In 1974, Kiki Kogelnik created her first ceramic sculptures in bright colours – full round, colourful women’s heads with circular eyes or sunglasses, ceramic equivalents of her women’s portraits of the “Women´s Lib“ period. “I have a strong connection to sculpture and three-dimensionality”, the artist noted in 1996. As she would never learn the art of turning clay on a pottery wheel, Kiki Kogelnik did not waste time turning towards also adapting the use of stencils – a practice common in painting since the early 1960s – in her ceramic work. Kogelnik rolled out the clay like gingerbread dough, two to three centimetres thick, and used a knife to cut the stencil contours, previously put onto the rolled out dough. “Masks“, faces without mimicry, no portraits, are the dominant subject on her ceramic image carriers. Colourful glazes would finally complete the entirely unique ceramic works. Subsequently, Kiki Kogelnik’s paintings were given “Expansions” in the form of ceramic „Falling-outs”; the artist would negate the limits of the canvas, expanding the two-dimensionality inherent in the images with a three-dimensional component.

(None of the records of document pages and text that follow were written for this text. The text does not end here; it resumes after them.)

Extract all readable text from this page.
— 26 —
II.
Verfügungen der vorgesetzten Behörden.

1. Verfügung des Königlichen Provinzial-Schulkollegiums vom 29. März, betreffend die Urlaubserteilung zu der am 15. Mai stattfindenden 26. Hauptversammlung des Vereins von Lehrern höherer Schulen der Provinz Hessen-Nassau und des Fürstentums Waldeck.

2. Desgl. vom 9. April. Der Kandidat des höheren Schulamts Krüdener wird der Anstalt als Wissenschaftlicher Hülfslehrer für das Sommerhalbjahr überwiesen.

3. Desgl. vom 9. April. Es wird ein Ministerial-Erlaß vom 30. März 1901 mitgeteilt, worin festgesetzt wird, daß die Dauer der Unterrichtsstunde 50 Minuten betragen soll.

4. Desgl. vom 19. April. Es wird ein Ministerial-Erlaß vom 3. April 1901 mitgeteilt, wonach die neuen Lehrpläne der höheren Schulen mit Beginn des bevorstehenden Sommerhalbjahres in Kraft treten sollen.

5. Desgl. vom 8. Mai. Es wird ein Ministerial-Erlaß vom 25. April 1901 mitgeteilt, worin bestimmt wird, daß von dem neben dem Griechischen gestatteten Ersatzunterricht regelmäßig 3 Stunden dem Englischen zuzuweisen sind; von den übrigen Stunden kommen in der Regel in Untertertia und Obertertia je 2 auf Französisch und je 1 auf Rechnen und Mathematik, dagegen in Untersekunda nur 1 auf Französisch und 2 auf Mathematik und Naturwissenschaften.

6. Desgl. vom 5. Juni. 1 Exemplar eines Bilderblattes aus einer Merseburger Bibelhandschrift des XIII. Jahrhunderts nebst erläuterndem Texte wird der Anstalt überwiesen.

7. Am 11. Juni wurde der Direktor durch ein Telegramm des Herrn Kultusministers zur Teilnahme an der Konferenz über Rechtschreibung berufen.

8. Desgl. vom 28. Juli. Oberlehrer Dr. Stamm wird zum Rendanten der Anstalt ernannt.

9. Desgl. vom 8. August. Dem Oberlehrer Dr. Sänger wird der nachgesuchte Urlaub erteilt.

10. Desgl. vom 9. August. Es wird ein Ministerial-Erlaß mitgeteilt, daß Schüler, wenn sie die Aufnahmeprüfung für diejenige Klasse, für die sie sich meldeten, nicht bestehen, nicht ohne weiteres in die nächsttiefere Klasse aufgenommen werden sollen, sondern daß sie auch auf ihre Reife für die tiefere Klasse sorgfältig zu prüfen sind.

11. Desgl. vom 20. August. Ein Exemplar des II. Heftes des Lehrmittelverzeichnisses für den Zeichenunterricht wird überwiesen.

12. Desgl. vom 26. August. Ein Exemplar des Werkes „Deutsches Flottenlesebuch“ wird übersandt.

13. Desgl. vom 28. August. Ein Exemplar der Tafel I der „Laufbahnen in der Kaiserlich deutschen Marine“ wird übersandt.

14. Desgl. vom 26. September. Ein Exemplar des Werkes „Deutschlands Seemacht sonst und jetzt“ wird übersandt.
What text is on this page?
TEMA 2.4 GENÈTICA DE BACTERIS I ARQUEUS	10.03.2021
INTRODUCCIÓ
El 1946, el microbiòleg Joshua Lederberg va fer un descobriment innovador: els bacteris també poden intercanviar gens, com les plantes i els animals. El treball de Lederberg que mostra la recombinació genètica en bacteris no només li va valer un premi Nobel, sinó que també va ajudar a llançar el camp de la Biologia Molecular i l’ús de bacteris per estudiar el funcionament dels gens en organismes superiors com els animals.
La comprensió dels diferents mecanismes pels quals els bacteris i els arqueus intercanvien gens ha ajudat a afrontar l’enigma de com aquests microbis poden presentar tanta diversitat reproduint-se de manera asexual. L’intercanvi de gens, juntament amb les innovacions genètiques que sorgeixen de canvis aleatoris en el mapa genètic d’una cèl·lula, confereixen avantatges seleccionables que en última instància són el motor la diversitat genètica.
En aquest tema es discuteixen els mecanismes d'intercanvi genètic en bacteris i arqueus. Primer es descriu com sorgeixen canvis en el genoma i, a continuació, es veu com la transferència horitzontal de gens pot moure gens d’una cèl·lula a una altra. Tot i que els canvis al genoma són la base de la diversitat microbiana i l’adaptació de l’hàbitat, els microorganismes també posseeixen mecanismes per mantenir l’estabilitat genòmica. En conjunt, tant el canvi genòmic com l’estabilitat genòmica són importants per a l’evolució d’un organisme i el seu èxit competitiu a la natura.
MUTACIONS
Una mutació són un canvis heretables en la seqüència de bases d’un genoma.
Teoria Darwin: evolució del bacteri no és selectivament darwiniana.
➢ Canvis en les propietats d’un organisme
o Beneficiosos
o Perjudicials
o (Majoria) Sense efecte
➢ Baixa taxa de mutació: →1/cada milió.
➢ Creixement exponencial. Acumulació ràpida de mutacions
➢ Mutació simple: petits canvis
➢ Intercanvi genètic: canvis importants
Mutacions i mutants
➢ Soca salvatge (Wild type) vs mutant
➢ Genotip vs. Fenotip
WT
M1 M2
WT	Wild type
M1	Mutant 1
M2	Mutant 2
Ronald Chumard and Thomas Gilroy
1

Kiki Kogelnik’s manifold pictorial oeuvre passionately fathomed possibilities of medial – performance, painting, three-dimensional objects – and material aesthetics – ceramics, glass, bronze, vinyl – with an attitude that anticipates the zeitgeist and contemporary discourses. Her work found its widely appreciated expression in the colourful, expressive, luminous glass heads, i.e. the series of “Venetian Heads“, “Little Heads“ and “Balloon Heads“, crafted in Murano after 1994. It was with a creative lightness that Kogelnik transformed the water from the Venice lagoon into incomparable glass objects of a metamorphic fascination, chromatic brightness and inimitable elegance or rather transparence of the form.
Kiki Kogelnik’s singular oeuvre persistently defies all categorisation and art historical labelling. Hence, Tom Wesselmann’s conclusion, “She was not Pop, she was strictly Kiki.”